Wheeler’s philosophy of “Edge, Leverage and Trust” has achieved new levels of effective collaboration among IU’s eight campuses and many schools and departments. He leads an IT services culture with a collaborative leadership style that encourages innovation and reasoned risk taking.

In 2008, he pioneered Adobe’s first enterprise-wide licensing agreement for all 100,000-plus students, faculty and staff at IU. Since Wheeler became vice president in 2007, the IU IT organization has netted $114 million in external contracts and grants and has twice been recognized among Computerworld’s “100 Best Places to Work in IT,” in 2010 and 2011. Wheeler was first appointed IU associate dean for teaching and learning IT in 2002 by then-Vice President for IT Michael A. McRobbie.
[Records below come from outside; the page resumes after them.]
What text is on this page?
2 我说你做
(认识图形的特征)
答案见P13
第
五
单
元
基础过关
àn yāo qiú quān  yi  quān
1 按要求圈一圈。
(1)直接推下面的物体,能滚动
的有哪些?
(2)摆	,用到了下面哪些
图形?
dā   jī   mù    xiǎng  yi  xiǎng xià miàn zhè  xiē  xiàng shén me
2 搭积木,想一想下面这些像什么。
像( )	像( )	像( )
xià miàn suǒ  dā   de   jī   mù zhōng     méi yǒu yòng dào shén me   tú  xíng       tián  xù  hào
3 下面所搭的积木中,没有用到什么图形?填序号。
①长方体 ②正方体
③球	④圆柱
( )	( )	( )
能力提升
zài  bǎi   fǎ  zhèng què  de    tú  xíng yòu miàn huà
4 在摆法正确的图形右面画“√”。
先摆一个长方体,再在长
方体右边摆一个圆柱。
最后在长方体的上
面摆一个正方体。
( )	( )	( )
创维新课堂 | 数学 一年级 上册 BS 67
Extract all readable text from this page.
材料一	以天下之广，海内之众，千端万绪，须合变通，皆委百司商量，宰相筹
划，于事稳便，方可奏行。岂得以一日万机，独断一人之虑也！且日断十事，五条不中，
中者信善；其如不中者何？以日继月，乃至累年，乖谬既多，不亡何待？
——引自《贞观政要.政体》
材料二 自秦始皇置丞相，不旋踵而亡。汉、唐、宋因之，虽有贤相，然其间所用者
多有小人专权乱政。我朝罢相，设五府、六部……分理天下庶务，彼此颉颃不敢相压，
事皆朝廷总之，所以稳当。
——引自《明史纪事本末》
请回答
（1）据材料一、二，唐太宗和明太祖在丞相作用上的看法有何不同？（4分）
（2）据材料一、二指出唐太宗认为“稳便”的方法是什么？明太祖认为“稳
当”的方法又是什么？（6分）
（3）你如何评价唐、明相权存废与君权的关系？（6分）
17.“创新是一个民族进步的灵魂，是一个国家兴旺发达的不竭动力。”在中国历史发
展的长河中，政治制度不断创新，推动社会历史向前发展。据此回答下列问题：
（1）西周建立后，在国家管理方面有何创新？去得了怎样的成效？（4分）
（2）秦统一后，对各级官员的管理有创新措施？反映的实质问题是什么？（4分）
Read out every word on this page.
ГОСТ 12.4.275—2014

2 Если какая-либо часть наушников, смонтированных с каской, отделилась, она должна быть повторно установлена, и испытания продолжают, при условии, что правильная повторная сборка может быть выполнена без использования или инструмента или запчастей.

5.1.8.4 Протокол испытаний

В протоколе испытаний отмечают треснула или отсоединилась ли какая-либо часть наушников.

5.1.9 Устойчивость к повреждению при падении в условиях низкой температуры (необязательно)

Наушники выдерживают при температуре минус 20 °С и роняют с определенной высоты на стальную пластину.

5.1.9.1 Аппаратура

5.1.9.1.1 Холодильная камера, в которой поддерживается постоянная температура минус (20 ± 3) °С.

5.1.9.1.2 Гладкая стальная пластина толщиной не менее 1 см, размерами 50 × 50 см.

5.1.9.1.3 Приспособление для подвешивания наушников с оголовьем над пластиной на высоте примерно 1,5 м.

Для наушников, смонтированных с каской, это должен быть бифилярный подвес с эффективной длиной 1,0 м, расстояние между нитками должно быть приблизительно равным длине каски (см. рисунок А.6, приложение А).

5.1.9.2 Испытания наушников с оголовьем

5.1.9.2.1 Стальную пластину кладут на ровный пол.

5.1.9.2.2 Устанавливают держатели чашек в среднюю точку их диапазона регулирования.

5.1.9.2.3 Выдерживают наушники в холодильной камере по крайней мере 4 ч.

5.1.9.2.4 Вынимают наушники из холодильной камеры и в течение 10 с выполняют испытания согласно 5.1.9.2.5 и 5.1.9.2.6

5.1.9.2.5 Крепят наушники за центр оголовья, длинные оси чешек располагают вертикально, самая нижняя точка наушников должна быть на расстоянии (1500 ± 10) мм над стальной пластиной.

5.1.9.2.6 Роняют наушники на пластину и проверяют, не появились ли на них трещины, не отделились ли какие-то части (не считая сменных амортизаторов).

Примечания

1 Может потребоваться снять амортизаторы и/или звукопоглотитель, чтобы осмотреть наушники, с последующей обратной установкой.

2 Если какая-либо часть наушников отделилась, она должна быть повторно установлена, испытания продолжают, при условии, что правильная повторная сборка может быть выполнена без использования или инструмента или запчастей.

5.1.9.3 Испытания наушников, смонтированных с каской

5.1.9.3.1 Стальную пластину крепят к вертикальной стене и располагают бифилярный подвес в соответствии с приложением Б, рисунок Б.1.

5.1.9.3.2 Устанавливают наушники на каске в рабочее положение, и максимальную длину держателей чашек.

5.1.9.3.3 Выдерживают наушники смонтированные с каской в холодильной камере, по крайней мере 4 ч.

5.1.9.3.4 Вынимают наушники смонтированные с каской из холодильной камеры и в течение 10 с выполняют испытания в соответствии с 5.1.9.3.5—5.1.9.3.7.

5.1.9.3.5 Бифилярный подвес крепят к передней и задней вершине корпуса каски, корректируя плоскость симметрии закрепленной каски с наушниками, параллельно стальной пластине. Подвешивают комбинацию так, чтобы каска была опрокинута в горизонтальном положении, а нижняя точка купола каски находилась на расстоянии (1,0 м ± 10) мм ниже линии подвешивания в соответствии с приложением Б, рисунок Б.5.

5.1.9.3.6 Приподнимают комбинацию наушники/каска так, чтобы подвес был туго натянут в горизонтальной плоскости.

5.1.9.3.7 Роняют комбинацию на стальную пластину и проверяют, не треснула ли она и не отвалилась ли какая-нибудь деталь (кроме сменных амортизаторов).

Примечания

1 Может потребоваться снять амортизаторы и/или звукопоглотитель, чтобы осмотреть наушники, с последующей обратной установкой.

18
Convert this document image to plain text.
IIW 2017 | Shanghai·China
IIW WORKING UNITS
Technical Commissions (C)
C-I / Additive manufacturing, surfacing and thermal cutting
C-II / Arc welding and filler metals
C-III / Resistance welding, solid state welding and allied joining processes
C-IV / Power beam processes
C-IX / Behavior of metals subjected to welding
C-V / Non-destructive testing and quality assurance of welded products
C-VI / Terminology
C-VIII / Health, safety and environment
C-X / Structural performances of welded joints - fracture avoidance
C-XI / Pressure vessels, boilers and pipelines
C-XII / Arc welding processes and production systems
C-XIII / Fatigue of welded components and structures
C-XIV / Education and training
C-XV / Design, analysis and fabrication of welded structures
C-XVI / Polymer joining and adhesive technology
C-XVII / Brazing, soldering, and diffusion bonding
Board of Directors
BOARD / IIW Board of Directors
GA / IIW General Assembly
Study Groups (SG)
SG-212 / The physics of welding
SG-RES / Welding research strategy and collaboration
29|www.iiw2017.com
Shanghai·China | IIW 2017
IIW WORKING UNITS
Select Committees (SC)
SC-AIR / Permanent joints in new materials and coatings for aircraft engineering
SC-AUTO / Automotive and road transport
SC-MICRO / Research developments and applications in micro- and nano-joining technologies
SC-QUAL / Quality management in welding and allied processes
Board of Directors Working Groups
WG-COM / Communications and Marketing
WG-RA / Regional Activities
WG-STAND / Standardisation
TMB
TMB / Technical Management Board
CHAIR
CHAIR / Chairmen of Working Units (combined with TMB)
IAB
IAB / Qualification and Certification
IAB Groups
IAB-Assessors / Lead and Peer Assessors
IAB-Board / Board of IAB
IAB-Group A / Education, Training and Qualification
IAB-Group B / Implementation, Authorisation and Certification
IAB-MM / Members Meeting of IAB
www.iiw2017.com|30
Concern about the high cost of higher education and its impact on students and their families led Wheeler to develop IU’s pioneering eTexts initiative in 2009. By substantially reducing the costs of textbooks while increasing their effectiveness, the IU eTexts model is transforming the way students on all IU campuses obtain and use their digital course materials. Wheeler and IU were honored with three awards for these eTexts accomplishments: 2013 Computerworld Honors Laureate, 2012 CIO 100 award and the IMS Global Learning Consortium’s Learning Impact Award (gold).

Wheeler has been an active contributor to EDUCAUSE since 2004, most recently serving as a member of the EDUCAUSE Board (2009-12) and as its treasurer (2010-11) and vice chair in 2012. He is widely published on topics of high importance to the community.